Geometric Photon-Drag Effect and Nonlinear Shift Current in Centrosymmetric Crystals

The nonlinear shift current, also known as the bulk photovoltaic current generated by linearly polarized light, has long been known to be absent in crystals with inversion symmetry. Here we argue that a nonzero shift current in centrosymmetric crystals can be activated by a photon-drag effect. Photon-drag shift current proceeds from a “shift current dipole” (a geometric quantity characterizing interband transitions) and manifests a purely transverse response in centrosymmetric crystals. This transverse nature proceeds directly from the shift-vector’s pseudovector nature under mirror operation and underscores its intrinsic geometric origin. Photon-drag shift current can be greatly enhanced by coupling to polaritons and provides a new and sensitive tool to interrogate the subtle interband coherences of materials with inversion symmetry previously thought to be inaccessible via photocurrent probes.

Figure 1

Comparison between (a) vertical transitions and (b) nonvertical transitions (e.g., from photon drag) between two bands. Dashed black contours denotes the Fermi surface (FS) in the valence band (blue pockets). Green contours are energy-momentum-conserving contours (ECs) for (a) vertical transitions ${\omega }_{c,\mathbf{p}}-{\omega }_{v,\mathbf{p}}-\omega =0$ and (b) nonvertical transitions ${\omega }_{c,\mathbf{p}+\mathbf{k}/2}-{\omega }_{v,\mathbf{p}-\mathbf{k}/2}-\omega =0$. For nonvertical transitions, only part of the EC that lies below the FS is optically allowed (right green arrow).
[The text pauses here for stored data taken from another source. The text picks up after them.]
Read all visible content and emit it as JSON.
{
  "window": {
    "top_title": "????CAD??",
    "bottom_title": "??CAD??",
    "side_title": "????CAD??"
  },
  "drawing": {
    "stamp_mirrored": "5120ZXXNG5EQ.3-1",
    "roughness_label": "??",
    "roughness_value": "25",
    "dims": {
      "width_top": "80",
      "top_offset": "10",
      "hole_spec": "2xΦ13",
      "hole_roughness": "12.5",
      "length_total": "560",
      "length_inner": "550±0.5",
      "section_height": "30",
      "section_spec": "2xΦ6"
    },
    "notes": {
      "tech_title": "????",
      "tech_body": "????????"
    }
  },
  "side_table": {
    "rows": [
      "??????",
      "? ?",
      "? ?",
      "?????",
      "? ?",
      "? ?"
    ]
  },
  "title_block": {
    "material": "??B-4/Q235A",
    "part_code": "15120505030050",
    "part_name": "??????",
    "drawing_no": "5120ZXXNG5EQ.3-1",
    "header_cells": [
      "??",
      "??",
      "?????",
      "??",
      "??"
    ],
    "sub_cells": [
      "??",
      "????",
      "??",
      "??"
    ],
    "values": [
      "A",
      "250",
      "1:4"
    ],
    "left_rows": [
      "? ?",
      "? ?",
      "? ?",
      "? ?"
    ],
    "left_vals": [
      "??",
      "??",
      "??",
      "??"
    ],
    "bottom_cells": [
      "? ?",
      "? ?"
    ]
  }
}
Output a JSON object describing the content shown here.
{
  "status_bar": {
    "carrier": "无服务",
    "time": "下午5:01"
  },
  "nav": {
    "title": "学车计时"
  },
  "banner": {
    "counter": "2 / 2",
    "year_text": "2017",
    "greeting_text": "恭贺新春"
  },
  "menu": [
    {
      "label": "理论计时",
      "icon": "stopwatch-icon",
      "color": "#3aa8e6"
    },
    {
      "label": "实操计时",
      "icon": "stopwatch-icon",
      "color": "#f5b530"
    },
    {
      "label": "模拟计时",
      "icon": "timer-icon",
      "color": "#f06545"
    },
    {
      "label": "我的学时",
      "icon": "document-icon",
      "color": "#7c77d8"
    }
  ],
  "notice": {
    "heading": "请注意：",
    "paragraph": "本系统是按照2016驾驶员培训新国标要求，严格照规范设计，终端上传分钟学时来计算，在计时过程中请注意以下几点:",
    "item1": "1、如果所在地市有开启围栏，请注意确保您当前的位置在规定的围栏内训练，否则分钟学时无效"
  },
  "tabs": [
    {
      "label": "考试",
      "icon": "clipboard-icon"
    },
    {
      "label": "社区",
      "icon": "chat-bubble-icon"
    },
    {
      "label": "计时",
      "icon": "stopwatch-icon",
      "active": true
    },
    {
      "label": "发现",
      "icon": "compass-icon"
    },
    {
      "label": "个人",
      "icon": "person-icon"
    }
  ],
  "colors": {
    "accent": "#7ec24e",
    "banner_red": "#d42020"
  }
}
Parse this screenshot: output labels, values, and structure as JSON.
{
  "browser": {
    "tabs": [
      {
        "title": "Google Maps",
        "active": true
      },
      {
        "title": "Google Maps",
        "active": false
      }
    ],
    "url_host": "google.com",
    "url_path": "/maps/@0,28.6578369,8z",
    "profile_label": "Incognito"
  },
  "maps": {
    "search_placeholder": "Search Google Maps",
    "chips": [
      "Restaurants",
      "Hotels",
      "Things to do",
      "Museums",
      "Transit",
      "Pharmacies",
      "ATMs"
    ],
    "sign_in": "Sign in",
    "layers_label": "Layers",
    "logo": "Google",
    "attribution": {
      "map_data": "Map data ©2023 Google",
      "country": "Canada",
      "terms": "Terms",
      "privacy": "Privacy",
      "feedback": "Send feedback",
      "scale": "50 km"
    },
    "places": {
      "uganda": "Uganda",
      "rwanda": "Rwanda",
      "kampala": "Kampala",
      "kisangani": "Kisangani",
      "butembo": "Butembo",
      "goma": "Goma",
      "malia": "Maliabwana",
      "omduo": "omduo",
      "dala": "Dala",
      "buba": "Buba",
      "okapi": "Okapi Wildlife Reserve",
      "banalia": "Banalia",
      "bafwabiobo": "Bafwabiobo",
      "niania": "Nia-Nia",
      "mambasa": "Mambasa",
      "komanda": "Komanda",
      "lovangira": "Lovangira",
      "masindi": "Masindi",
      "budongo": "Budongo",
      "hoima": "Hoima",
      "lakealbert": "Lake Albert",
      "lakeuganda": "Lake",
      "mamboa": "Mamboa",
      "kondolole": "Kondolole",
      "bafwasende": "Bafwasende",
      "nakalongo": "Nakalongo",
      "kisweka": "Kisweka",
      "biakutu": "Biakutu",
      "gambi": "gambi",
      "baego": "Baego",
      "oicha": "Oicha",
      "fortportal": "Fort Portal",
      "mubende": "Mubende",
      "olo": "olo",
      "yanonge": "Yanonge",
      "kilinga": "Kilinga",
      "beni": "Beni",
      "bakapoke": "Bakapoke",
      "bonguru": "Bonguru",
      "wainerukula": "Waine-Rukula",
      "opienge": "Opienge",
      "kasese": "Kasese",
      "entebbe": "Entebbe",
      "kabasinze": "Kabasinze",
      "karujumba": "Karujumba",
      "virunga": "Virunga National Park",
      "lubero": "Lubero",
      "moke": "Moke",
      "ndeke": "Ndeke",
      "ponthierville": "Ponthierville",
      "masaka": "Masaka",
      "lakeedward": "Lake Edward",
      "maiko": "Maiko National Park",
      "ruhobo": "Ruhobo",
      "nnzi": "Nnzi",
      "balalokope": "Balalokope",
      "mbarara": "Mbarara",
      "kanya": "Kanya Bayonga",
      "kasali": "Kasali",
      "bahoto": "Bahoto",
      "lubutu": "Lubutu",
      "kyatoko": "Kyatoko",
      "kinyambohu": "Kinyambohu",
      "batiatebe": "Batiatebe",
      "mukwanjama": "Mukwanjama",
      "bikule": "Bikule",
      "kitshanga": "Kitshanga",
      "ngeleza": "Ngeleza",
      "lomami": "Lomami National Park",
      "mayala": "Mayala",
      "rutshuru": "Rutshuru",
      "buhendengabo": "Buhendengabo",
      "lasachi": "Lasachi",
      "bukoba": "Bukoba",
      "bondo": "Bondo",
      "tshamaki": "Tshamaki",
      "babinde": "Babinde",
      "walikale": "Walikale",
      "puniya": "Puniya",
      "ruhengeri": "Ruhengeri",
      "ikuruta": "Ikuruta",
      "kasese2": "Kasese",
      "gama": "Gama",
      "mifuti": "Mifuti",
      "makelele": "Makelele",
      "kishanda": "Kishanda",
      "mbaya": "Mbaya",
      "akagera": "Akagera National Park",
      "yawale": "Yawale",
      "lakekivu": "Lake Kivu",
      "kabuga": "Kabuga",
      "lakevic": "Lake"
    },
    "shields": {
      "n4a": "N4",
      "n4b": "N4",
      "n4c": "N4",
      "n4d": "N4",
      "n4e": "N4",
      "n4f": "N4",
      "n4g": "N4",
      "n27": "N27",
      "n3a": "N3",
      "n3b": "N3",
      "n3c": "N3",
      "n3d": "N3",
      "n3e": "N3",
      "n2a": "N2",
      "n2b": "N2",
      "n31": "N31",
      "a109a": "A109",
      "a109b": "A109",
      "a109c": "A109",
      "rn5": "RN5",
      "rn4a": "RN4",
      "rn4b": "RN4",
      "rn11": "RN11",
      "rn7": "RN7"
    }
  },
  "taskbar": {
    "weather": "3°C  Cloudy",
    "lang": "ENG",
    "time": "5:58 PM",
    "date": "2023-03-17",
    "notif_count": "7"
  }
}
Top: arrows from light to dark circles in upper panels represent transitions of electrons in energy-momentum space; in the lower panels, they illustrate real space displacements. Yellow and purple circles denote electron Bloch states with opposite wave vectors.

Figure 2

Schematic of graphene plasmon enhanced photon-drag effect. A centrosymmetric 2D or thin-film target material (blue layer) is stacked on top of a graphene monolayer (thin gray layer), with an insulating layer (purple layer) in between. A propagating graphene plasmon (GP, red curve) can induce nonvertical optical transitions and generates a shift current in the adjacent target material (that can be perpendicular to the GP propagation direction, i.e., a transverse photon-drag shift current). Fermi surface of the target crystal is tunable with top and bottom gates (thick gray layers).

Figure 3

(a) Weighted shift vector ${\mathbf{R}}^{\uparrow }(\mathbf{p})$ for the BHZ model at $T=0$ where the black contours denote EC contributing to the shift current dipole. The relative sizes and colors denote the relative magnitude of the vector field. Shift current dipole (picoamperes) (b) as a function of chemical potential $\mu$ at a fixed plasmon energy $\hslash \omega =200\mathrm{meV}$ [38], and (c) as a function of plasmon energy $\hslash \omega$ with a fixed $\mu =-\hslash \omega /2$ at different temperatures ($T=10$, 20, 40 K for blue, green, red curves). (d) Shift current calculated directly from Eq. (3) (solid curves) versus linear approximation from shift current dipole (dashed lines). Illustrative parameters used for the two-band model: $m_0=0.2\mathrm{eV}$, $c_x=6\mathrm{eV}{\AA }^2$, $c_y=3\mathrm{eV}{\AA }^2$, $v_x=1\mathrm{eV}\AA$, $v_y=0.2\mathrm{eV}\AA$, of a system with an inversion center and a mirror plane, e.g., a monolayer 1T’-${\mathrm{MX}}_2$ [44, 45, 46]. Here we used a plasmon electric field with $E=2000\text{V}{\text{cm}}^{-1}$ [40].